Does maximum likelihood always give an unbiased estimator?

No. Maximum likelihood estimators can be biased in finite samples, for example the maximum likelihood variance of a normal distribution; the bias typically vanishes as the sample grows.

Why maximize the log-likelihood instead of the likelihood?

The logarithm is increasing, so it has the same maximizer, but it turns products into sums, simplifying differentiation and improving numerical stability.
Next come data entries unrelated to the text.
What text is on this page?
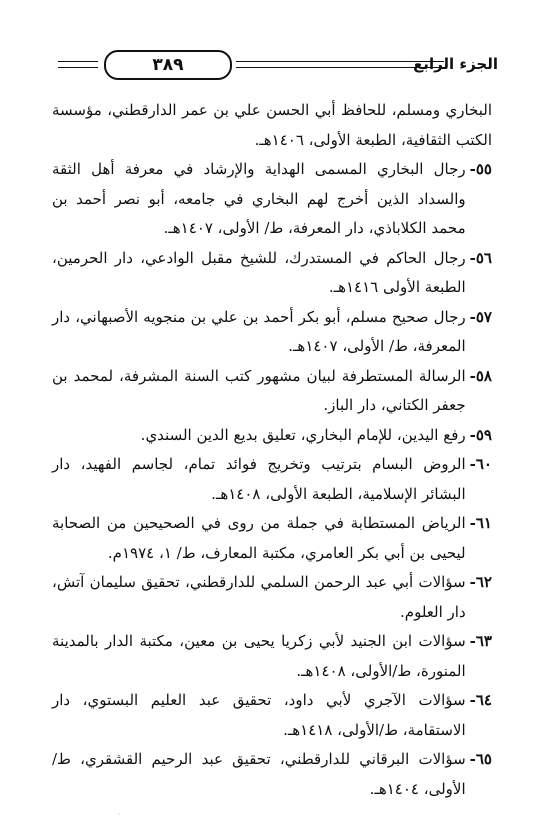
٣٨٩	الجزء الرابع

البخاري ومسلم، للحافظ أبي الحسن علي بن عمر الدارقطني، مؤسسة الكتب الثقافية، الطبعة الأولى، ١٤٠٦هـ.

٥٥-
رجال البخاري المسمى الهداية والإرشاد في معرفة أهل الثقة والسداد الذين أخرج لهم البخاري في جامعه، أبو نصر أحمد بن محمد الكلاباذي، دار المعرفة، ط/ الأولى، ١٤٠٧هـ.
٥٦-
رجال الحاكم في المستدرك، للشيخ مقبل الوادعي، دار الحرمين، الطبعة الأولى ١٤١٦هـ.
٥٧-
رجال صحيح مسلم، أبو بكر أحمد بن علي بن منجويه الأصبهاني، دار المعرفة، ط/ الأولى، ١٤٠٧هـ.
٥٨-
الرسالة المستطرفة لبيان مشهور كتب السنة المشرفة، لمحمد بن جعفر الكتاني، دار الباز.
٥٩-
رفع اليدين، للإمام البخاري، تعليق بديع الدين السندي.
٦٠-
الروض البسام بترتيب وتخريج فوائد تمام، لجاسم الفهيد، دار البشائر الإسلامية، الطبعة الأولى، ١٤٠٨هـ.
٦١-
الرياض المستطابة في جملة من روى في الصحيحين من الصحابة ليحيى بن أبي بكر العامري، مكتبة المعارف، ط/ ١، ١٩٧٤م.
٦٢-
سؤالات أبي عبد الرحمن السلمي للدارقطني، تحقيق سليمان آتش، دار العلوم.
٦٣-
سؤالات ابن الجنيد لأبي زكريا يحيى بن معين، مكتبة الدار بالمدينة المنورة، ط/الأولى، ١٤٠٨هـ.
٦٤-
سؤالات الآجري لأبي داود، تحقيق عبد العليم البستوي، دار الاستقامة، ط/الأولى، ١٤١٨هـ.
٦٥-
سؤالات البرقاني للدارقطني، تحقيق عبد الرحيم القشقري، ط/ الأولى، ١٤٠٤هـ.
·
Maximum Likelihood Estimation

Maximum likelihood estimation chooses the parameter value under which the observed data are most probable, providing a general, asymptotically optimal recipe for estimation.

Definition

The maximum likelihood estimator is the value of the parameter that maximizes the likelihood function, that is, the probability or density of the observed data regarded as a function of the parameter.

Scope

This topic covers the likelihood and log-likelihood functions, the score equations and Fisher information, the existence and computation of maximum likelihood estimators, the invariance property under reparameterization, and the large-sample theory establishing consistency, asymptotic normality, and asymptotic efficiency, together with the regularity conditions these results require and common failures such as boundary and non-regular cases.

Core questions

How is the likelihood function defined, and why is it maximized rather than the probability of the parameter?
What are the score equations, and how does Fisher information enter the solution?
Under what regularity conditions is the maximum likelihood estimator consistent and asymptotically normal?
When does maximum likelihood fail, as in non-regular or boundary problems?

Key theories

Likelihood principle and the score: Inference is driven by the likelihood function; setting the score, its derivative, to zero gives the estimating equations whose solution is the maximum likelihood estimator.
Asymptotic efficiency: Under regularity conditions the maximum likelihood estimator is consistent, asymptotically normal with variance equal to the inverse Fisher information, and asymptotically efficient, attaining the Cramer-Rao bound in the limit.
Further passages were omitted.